Тогда никто из вернувшихся и подумать об этом не мог: Луговской становился тише, седел, они входили в масть — поколение победителей.
Воспоминания учеников о Луговском содержат одну забавную общую черту: в них подробно говорится о том, каким был дядя Володя до войны, а потом вдруг — раз! — и обрыв. Хорошо, если найдётся десяток слов про «Середину века». Но в целом остаётся ощущение, что в 1941 году Луговской сошёл на нет, растворился.
Луговской говорил Наровчатову: «А слышал ты о прилагательном “часовой”? Временный, недолгий, а ещё — почётный, уважаемый. Вообще-то странно: значения противоположные. Впрочем, в уважаемости есть, конечно, оттенок временности. Сегодня тебя уважают, завтра нет».
Он был — часовой.
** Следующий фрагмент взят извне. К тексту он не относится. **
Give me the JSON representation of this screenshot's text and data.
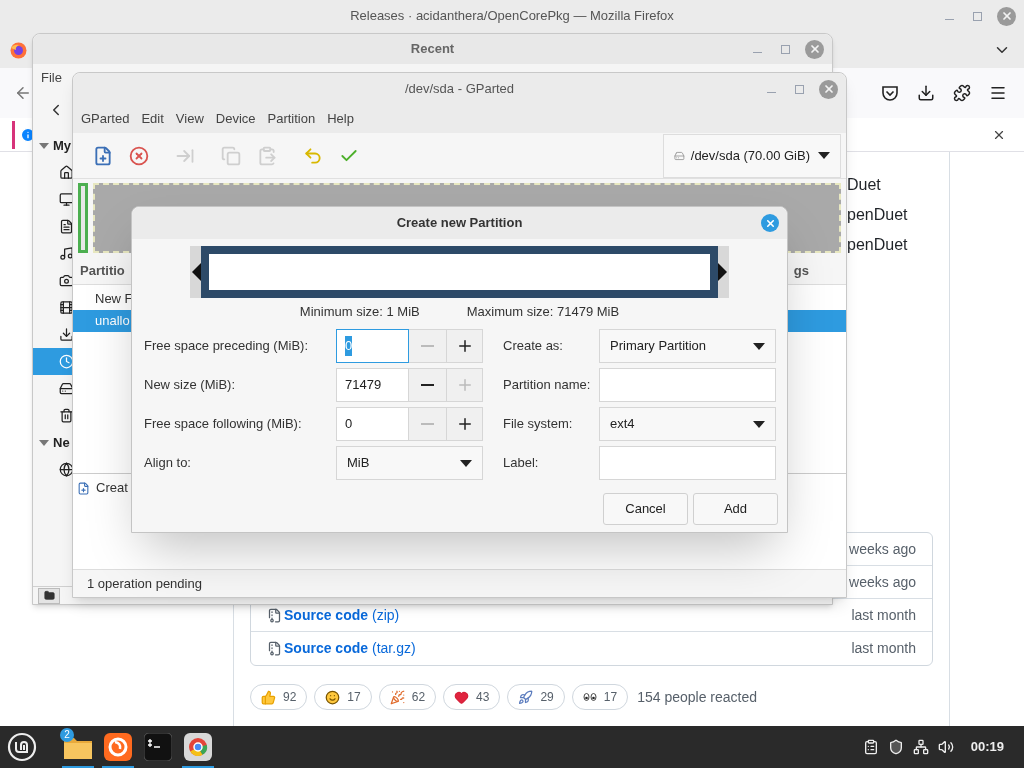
{
  "firefox": {
    "title": "Releases · acidanthera/OpenCorePkg — Mozilla Firefox",
    "page_lines": [
      "Duet",
      "penDuet",
      "penDuet"
    ],
    "assets": [
      {
        "time": "weeks ago"
      },
      {
        "time": "weeks ago"
      },
      {
        "name": "Source code",
        "ext": "(zip)",
        "time": "last month"
      },
      {
        "name": "Source code",
        "ext": "(tar.gz)",
        "time": "last month"
      }
    ],
    "reactions": [
      {
        "kind": "thumbs_up",
        "count": "92"
      },
      {
        "kind": "laugh",
        "count": "17"
      },
      {
        "kind": "hooray",
        "count": "62"
      },
      {
        "kind": "heart",
        "count": "43"
      },
      {
        "kind": "rocket",
        "count": "29"
      },
      {
        "kind": "eyes",
        "count": "17"
      }
    ],
    "reactions_summary": "154 people reacted"
  },
  "files_window": {
    "title": "Recent",
    "menu": [
      "File"
    ],
    "sidebar": [
      {
        "heading": "My",
        "items": [
          {
            "kind": "home",
            "selected": false
          },
          {
            "kind": "desktop",
            "selected": false
          },
          {
            "kind": "documents",
            "selected": false
          },
          {
            "kind": "music",
            "selected": false
          },
          {
            "kind": "pictures",
            "selected": false
          },
          {
            "kind": "videos",
            "selected": false
          },
          {
            "kind": "downloads",
            "selected": false
          },
          {
            "kind": "recent",
            "selected": true
          },
          {
            "kind": "computer",
            "selected": false
          },
          {
            "kind": "trash",
            "selected": false
          }
        ]
      },
      {
        "heading": "Ne",
        "items": [
          {
            "kind": "network",
            "selected": false
          }
        ]
      }
    ]
  },
  "gparted": {
    "title": "/dev/sda - GParted",
    "menu": [
      "GParted",
      "Edit",
      "View",
      "Device",
      "Partition",
      "Help"
    ],
    "toolbar": [
      {
        "kind": "new",
        "disabled": false
      },
      {
        "kind": "delete",
        "disabled": false
      },
      {
        "kind": "resize",
        "disabled": true
      },
      {
        "kind": "copy",
        "disabled": true
      },
      {
        "kind": "paste",
        "disabled": true
      },
      {
        "kind": "undo",
        "disabled": false
      },
      {
        "kind": "apply",
        "disabled": false
      }
    ],
    "device": "/dev/sda (70.00 GiB)",
    "columns": [
      "Partitio",
      "gs"
    ],
    "rows": [
      {
        "cell": "New F",
        "selected": false
      },
      {
        "cell": "unallo",
        "selected": true
      }
    ],
    "operations": [
      "Creat"
    ],
    "status": "1 operation pending"
  },
  "dialog": {
    "title": "Create new Partition",
    "min_size": "Minimum size: 1 MiB",
    "max_size": "Maximum size: 71479 MiB",
    "left_rows": [
      {
        "label": "Free space preceding (MiB):",
        "kind": "spin",
        "value": "0",
        "focused": true,
        "minus_disabled": true,
        "plus_disabled": false
      },
      {
        "label": "New size (MiB):",
        "kind": "spin",
        "value": "71479",
        "focused": false,
        "minus_disabled": false,
        "plus_disabled": true
      },
      {
        "label": "Free space following (MiB):",
        "kind": "spin",
        "value": "0",
        "focused": false,
        "minus_disabled": true,
        "plus_disabled": false
      },
      {
        "label": "Align to:",
        "kind": "dropdown",
        "value": "MiB"
      }
    ],
    "right_rows": [
      {
        "label": "Create as:",
        "kind": "dropdown",
        "value": "Primary Partition"
      },
      {
        "label": "Partition name:",
        "kind": "text"
      },
      {
        "label": "File system:",
        "kind": "dropdown",
        "value": "ext4"
      },
      {
        "label": "Label:",
        "kind": "text"
      }
    ],
    "buttons": [
      "Cancel",
      "Add"
    ]
  },
  "taskbar": {
    "launchers": [
      {
        "kind": "files",
        "badge": "2",
        "running": true
      },
      {
        "kind": "firefox",
        "running": true
      },
      {
        "kind": "terminal",
        "running": false
      },
      {
        "kind": "chrome",
        "running": true
      }
    ],
    "clock": "00:19"
  }
}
В трёх смыслах: ещё и существительное.
В какой-то момент, уже сам прожив полвека, Симонов понял, что ученики дали Луговскому меньше, чем он им.
В повести «Двадцать дней без войны» одна строгая женщина спрашивает главного героя про двойника Луговского:
— Как вы к нему относитесь?
— Я люблю его, — отвечает главный герой.
— Любите или любили? — уточняет женщина.
— Люблю, — говорит герой.
Вернее, говорит Симонов.
Только говорит он это не в 1942 году, когда заезжал в Ташкент, — он такое не мог произнести тогда, был взбешён, еле сдерживался, — а много позже, когда писал эту книгу: может, в 1958-м, или в 1968-м, или в 1978-м. Он долго над ней работал, было время подумать.
Было время осознать, что такое Луговской.
КАРАГАЧ
Пятидесятилетие Луговского государственным праздником не стало. В газетах не вспомнили, по радио — промолчали.
Но всё-таки пришёл Фадеев, старый друг, которому оставалось два года до выстрела в лоб, пришли несколько человек, по пальцам пересчитать, из старых учеников, а кто-то — из совсем новых.
И хорошо посидели, было весело — может быть, это был последний праздник призыва 1920-х годов.
Луговской вновь начал вести семинар в Литинституте.
Понемногу начали подрастать будущие «шестидесятники»: Евтушенко, Роберт Рождественский, десятки других, рангом поменьше, — все они крутились возле Луговского: как же, он ведь из тех громоподобных времён, он стоял рядом с Маяковским, вровень с Багрицким.
Если в 1938 году «крёстным отцом» его называл Симонов, то в 1955-м — вышеназванный Роберт.
«Шестидесятники» учились у него вещам, наверное, не самым важным в случае Луговского: патетической жестикуляции, а ещё лёгкой на слух — но сложной по форме рифме, а ещё некоторой, свойственной Луговскому, рисовке, его нарочитости и артистичности — в общем, всему тому, что принесёт ему известность и чего совсем нет в его лучших стихах и поэмах «Середины века».
С Евтушенко Луговской, несмотря на разницу в возрасте, был даже дружен.
Евтушенко часто бывал у него дома.
У них, признаем, было что-то общее — в манере поведения, в самоуверенной повадке, в размахе. В нахрапистости — а порой и в готовности отступить, если отступление того стоит. В почти религиозном отношении к поэзии — и влюблённости в чужие стихи. В литературном вкусе, вполне отменном в обоих случаях. Евгений Александрович позже хорошо подметил, что Луговской идеально выразил суть постмодернизма в двух строчках: «Улитки шли холодным скользким строем. / Улитки шли, похабно выгибаясь».